Jangan Bercermin di Cermin Retak oleh Balya Nur
Karena Capres dalam pilpres 2019 ini cuma dua pasang, maka insinuasi salah satu capres kepada capres lain sudah niscaya ditujukan kepada siapa.
Jokowi berkampanye pada hadapan yang "konondanquot; katanya alumni UI & sejumlah perguruan tinggi lain.
Jokowi membanggakan dirinya berkarir di pemerintahan taraf walikota, taraf provinsi, sampai presiden.
Karirnya boleh dibilang moncer.
Lihat: Presiden Diatas Semua Golongan Lambang Jari Tangan
Dia hanya mencicipi kesulitan saat pertama kali jadi walikota.
Tapi selesainya belajar, dia mulai ?Gapa? Dalam priode berikutnya.
Bekal pengalaman itu dibawanya ke DKI Jakarta, hingga menuju istana.
Bercermin dalam Cermin Retak
Kalau cuma hingga disitu ya nggak terdapat kasus. Bangga merupakan hal yg masuk akal.
Tapi saat beliau mengejek capres lawannya nggak mungkin mampu memimpin negara sebanyak Indonesia lantaran belum pernah punya pengalaman di taraf yang paling bawah - maka yg timbul merupakan KESOMBONGAN.

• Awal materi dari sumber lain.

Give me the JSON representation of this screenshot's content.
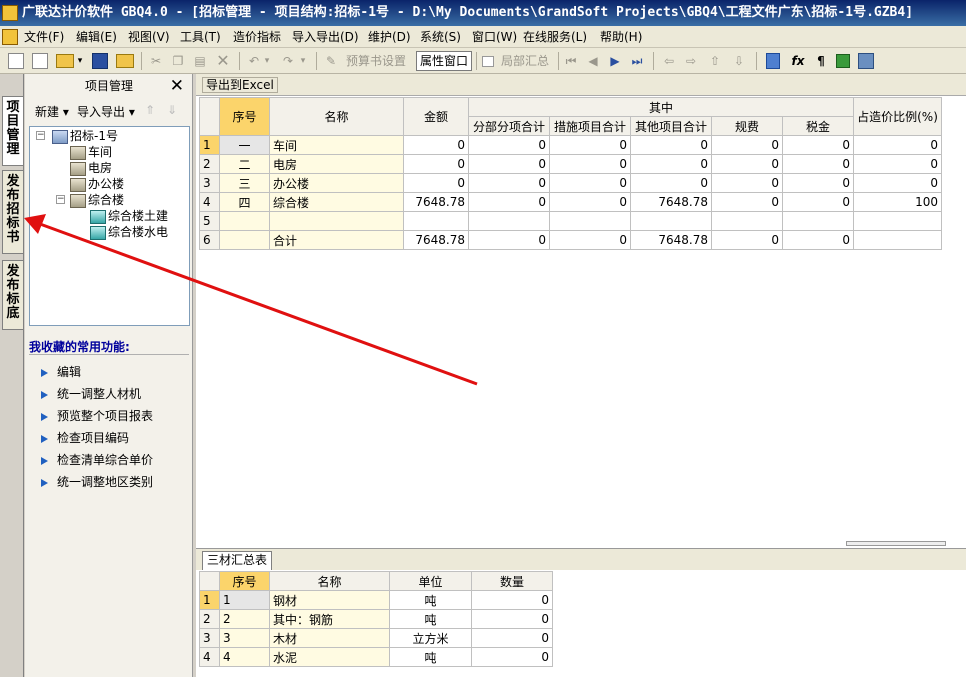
{
  "window": {
    "title": "广联达计价软件 GBQ4.0 - [招标管理 - 项目结构:招标-1号 - D:\\My Documents\\GrandSoft Projects\\GBQ4\\工程文件广东\\招标-1号.GZB4]"
  },
  "menu": {
    "items": [
      {
        "label": "文件(F)"
      },
      {
        "label": "编辑(E)"
      },
      {
        "label": "视图(V)"
      },
      {
        "label": "工具(T)"
      },
      {
        "label": "造价指标"
      },
      {
        "label": "导入导出(D)"
      },
      {
        "label": "维护(D)"
      },
      {
        "label": "系统(S)"
      },
      {
        "label": "窗口(W)"
      },
      {
        "label": "在线服务(L)"
      },
      {
        "label": "帮助(H)"
      }
    ]
  },
  "toolbar": {
    "budget_settings": "预算书设置",
    "properties_window": "属性窗口",
    "partial_summary": "局部汇总",
    "fx": "fx",
    "pilcrow": "¶"
  },
  "side_tabs": [
    {
      "label": "项目管理"
    },
    {
      "label": "发布招标书"
    },
    {
      "label": "发布标底"
    }
  ],
  "panel": {
    "title": "项目管理",
    "close": "✕",
    "new": "新建 ▾",
    "import_export": "导入导出 ▾",
    "up": "⇑",
    "down": "⇓"
  },
  "tree": {
    "root": "招标-1号",
    "nodes": [
      "车间",
      "电房",
      "办公楼",
      "综合楼"
    ],
    "subnodes": [
      "综合楼土建",
      "综合楼水电"
    ]
  },
  "favorites": {
    "title": "我收藏的常用功能:",
    "items": [
      "编辑",
      "统一调整人材机",
      "预览整个项目报表",
      "检查项目编码",
      "检查清单综合单价",
      "统一调整地区类别"
    ]
  },
  "export_button": "导出到Excel",
  "project_table": {
    "headers": {
      "seq": "序号",
      "name": "名称",
      "amount": "金额",
      "group": "其中",
      "sub": [
        "分部分项合计",
        "措施项目合计",
        "其他项目合计",
        "规费",
        "税金"
      ],
      "ratio": "占造价比例(%)"
    },
    "rows": [
      {
        "rn": "1",
        "seq": "一",
        "name": "车间",
        "amount": "0",
        "c1": "0",
        "c2": "0",
        "c3": "0",
        "c4": "0",
        "c5": "0",
        "ratio": "0"
      },
      {
        "rn": "2",
        "seq": "二",
        "name": "电房",
        "amount": "0",
        "c1": "0",
        "c2": "0",
        "c3": "0",
        "c4": "0",
        "c5": "0",
        "ratio": "0"
      },
      {
        "rn": "3",
        "seq": "三",
        "name": "办公楼",
        "amount": "0",
        "c1": "0",
        "c2": "0",
        "c3": "0",
        "c4": "0",
        "c5": "0",
        "ratio": "0"
      },
      {
        "rn": "4",
        "seq": "四",
        "name": "综合楼",
        "amount": "7648.78",
        "c1": "0",
        "c2": "0",
        "c3": "7648.78",
        "c4": "0",
        "c5": "0",
        "ratio": "100"
      },
      {
        "rn": "5",
        "seq": "",
        "name": "",
        "amount": "",
        "c1": "",
        "c2": "",
        "c3": "",
        "c4": "",
        "c5": "",
        "ratio": ""
      },
      {
        "rn": "6",
        "seq": "",
        "name": "合计",
        "amount": "7648.78",
        "c1": "0",
        "c2": "0",
        "c3": "7648.78",
        "c4": "0",
        "c5": "0",
        "ratio": ""
      }
    ]
  },
  "materials_tab": "三材汇总表",
  "materials_table": {
    "headers": [
      "序号",
      "名称",
      "单位",
      "数量"
    ],
    "rows": [
      {
        "rn": "1",
        "seq": "1",
        "name": "钢材",
        "unit": "吨",
        "qty": "0"
      },
      {
        "rn": "2",
        "seq": "2",
        "name": "其中：钢筋",
        "unit": "吨",
        "qty": "0"
      },
      {
        "rn": "3",
        "seq": "3",
        "name": "木材",
        "unit": "立方米",
        "qty": "0"
      },
      {
        "rn": "4",
        "seq": "4",
        "name": "水泥",
        "unit": "吨",
        "qty": "0"
      }
    ]
  },
  "colors": {
    "title_bar": "#0a246a",
    "header_highlight": "#fbd46b",
    "row_bg": "#fffbe2",
    "annotation_arrow": "#e01010"
  }
}
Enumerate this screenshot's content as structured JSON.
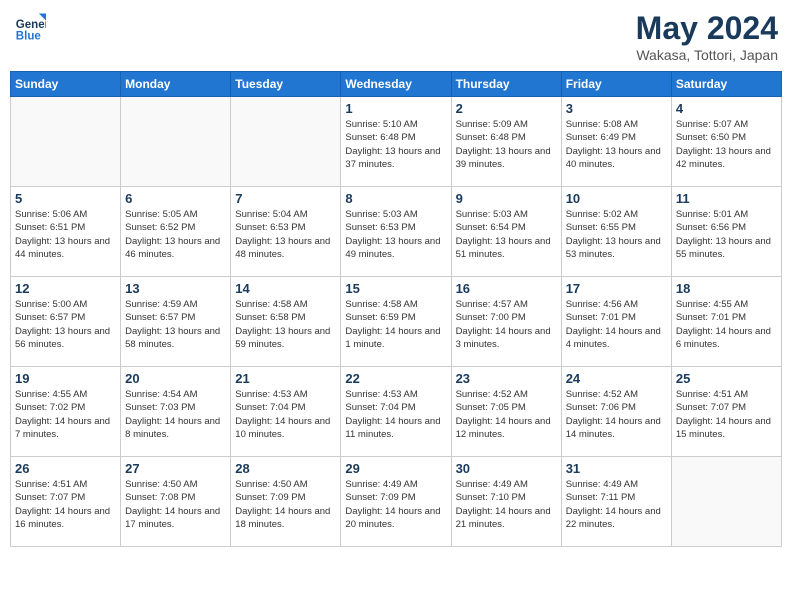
{
  "header": {
    "logo_line1": "General",
    "logo_line2": "Blue",
    "month": "May 2024",
    "location": "Wakasa, Tottori, Japan"
  },
  "weekdays": [
    "Sunday",
    "Monday",
    "Tuesday",
    "Wednesday",
    "Thursday",
    "Friday",
    "Saturday"
  ],
  "weeks": [
    [
      {
        "day": "",
        "info": ""
      },
      {
        "day": "",
        "info": ""
      },
      {
        "day": "",
        "info": ""
      },
      {
        "day": "1",
        "info": "Sunrise: 5:10 AM\nSunset: 6:48 PM\nDaylight: 13 hours and 37 minutes."
      },
      {
        "day": "2",
        "info": "Sunrise: 5:09 AM\nSunset: 6:48 PM\nDaylight: 13 hours and 39 minutes."
      },
      {
        "day": "3",
        "info": "Sunrise: 5:08 AM\nSunset: 6:49 PM\nDaylight: 13 hours and 40 minutes."
      },
      {
        "day": "4",
        "info": "Sunrise: 5:07 AM\nSunset: 6:50 PM\nDaylight: 13 hours and 42 minutes."
      }
    ],
    [
      {
        "day": "5",
        "info": "Sunrise: 5:06 AM\nSunset: 6:51 PM\nDaylight: 13 hours and 44 minutes."
      },
      {
        "day": "6",
        "info": "Sunrise: 5:05 AM\nSunset: 6:52 PM\nDaylight: 13 hours and 46 minutes."
      },
      {
        "day": "7",
        "info": "Sunrise: 5:04 AM\nSunset: 6:53 PM\nDaylight: 13 hours and 48 minutes."
      },
      {
        "day": "8",
        "info": "Sunrise: 5:03 AM\nSunset: 6:53 PM\nDaylight: 13 hours and 49 minutes."
      },
      {
        "day": "9",
        "info": "Sunrise: 5:03 AM\nSunset: 6:54 PM\nDaylight: 13 hours and 51 minutes."
      },
      {
        "day": "10",
        "info": "Sunrise: 5:02 AM\nSunset: 6:55 PM\nDaylight: 13 hours and 53 minutes."
      },
      {
        "day": "11",
        "info": "Sunrise: 5:01 AM\nSunset: 6:56 PM\nDaylight: 13 hours and 55 minutes."
      }
    ],
    [
      {
        "day": "12",
        "info": "Sunrise: 5:00 AM\nSunset: 6:57 PM\nDaylight: 13 hours and 56 minutes."
      },
      {
        "day": "13",
        "info": "Sunrise: 4:59 AM\nSunset: 6:57 PM\nDaylight: 13 hours and 58 minutes."
      },
      {
        "day": "14",
        "info": "Sunrise: 4:58 AM\nSunset: 6:58 PM\nDaylight: 13 hours and 59 minutes."
      },
      {
        "day": "15",
        "info": "Sunrise: 4:58 AM\nSunset: 6:59 PM\nDaylight: 14 hours and 1 minute."
      },
      {
        "day": "16",
        "info": "Sunrise: 4:57 AM\nSunset: 7:00 PM\nDaylight: 14 hours and 3 minutes."
      },
      {
        "day": "17",
        "info": "Sunrise: 4:56 AM\nSunset: 7:01 PM\nDaylight: 14 hours and 4 minutes."
      },
      {
        "day": "18",
        "info": "Sunrise: 4:55 AM\nSunset: 7:01 PM\nDaylight: 14 hours and 6 minutes."
      }
    ],
    [
      {
        "day": "19",
        "info": "Sunrise: 4:55 AM\nSunset: 7:02 PM\nDaylight: 14 hours and 7 minutes."
      },
      {
        "day": "20",
        "info": "Sunrise: 4:54 AM\nSunset: 7:03 PM\nDaylight: 14 hours and 8 minutes."
      },
      {
        "day": "21",
        "info": "Sunrise: 4:53 AM\nSunset: 7:04 PM\nDaylight: 14 hours and 10 minutes."
      },
      {
        "day": "22",
        "info": "Sunrise: 4:53 AM\nSunset: 7:04 PM\nDaylight: 14 hours and 11 minutes."
      },
      {
        "day": "23",
        "info": "Sunrise: 4:52 AM\nSunset: 7:05 PM\nDaylight: 14 hours and 12 minutes."
      },
      {
        "day": "24",
        "info": "Sunrise: 4:52 AM\nSunset: 7:06 PM\nDaylight: 14 hours and 14 minutes."
      },
      {
        "day": "25",
        "info": "Sunrise: 4:51 AM\nSunset: 7:07 PM\nDaylight: 14 hours and 15 minutes."
      }
    ],
    [
      {
        "day": "26",
        "info": "Sunrise: 4:51 AM\nSunset: 7:07 PM\nDaylight: 14 hours and 16 minutes."
      },
      {
        "day": "27",
        "info": "Sunrise: 4:50 AM\nSunset: 7:08 PM\nDaylight: 14 hours and 17 minutes."
      },
      {
        "day": "28",
        "info": "Sunrise: 4:50 AM\nSunset: 7:09 PM\nDaylight: 14 hours and 18 minutes."
      },
      {
        "day": "29",
        "info": "Sunrise: 4:49 AM\nSunset: 7:09 PM\nDaylight: 14 hours and 20 minutes."
      },
      {
        "day": "30",
        "info": "Sunrise: 4:49 AM\nSunset: 7:10 PM\nDaylight: 14 hours and 21 minutes."
      },
      {
        "day": "31",
        "info": "Sunrise: 4:49 AM\nSunset: 7:11 PM\nDaylight: 14 hours and 22 minutes."
      },
      {
        "day": "",
        "info": ""
      }
    ]
  ]
}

Jokowi lupa, siapa yg dulu ngotot minta beliau jadi cagub DKI?
Prabowolah orangnya!
Hingga akhirnya, PDIP mengusung Jokowi, Gerindra mengusung Ahok.
Setelah Gerindra ikut bercucuran keringat & menguras kantong demi Jokowi & Ahok jadi orang nomor satu di DKI.
Ahok dengan entengnya menghianati Prabowo.
Dan Jokowi menggunakan sombongnya menduga keberhasilannya mengalahkan petahana Fauzi Bowo hanya lantaran dirinya seseorang.
Serta mengejek orang yang dulu ikut berjuang tanpa pamrih menjadikannya gubernur DKI.
Ini sih bukan lagi "kacang lupa kulit", tapi sudah tahap "kacang menginjak kulitnya".
Argumen Jokowi hanya dari kemampuan dirinya saja.
Coba tengok ke belakang.
Presiden-presiden sebelumnya jua nggak memulai karirnya dari walikota, gubernur.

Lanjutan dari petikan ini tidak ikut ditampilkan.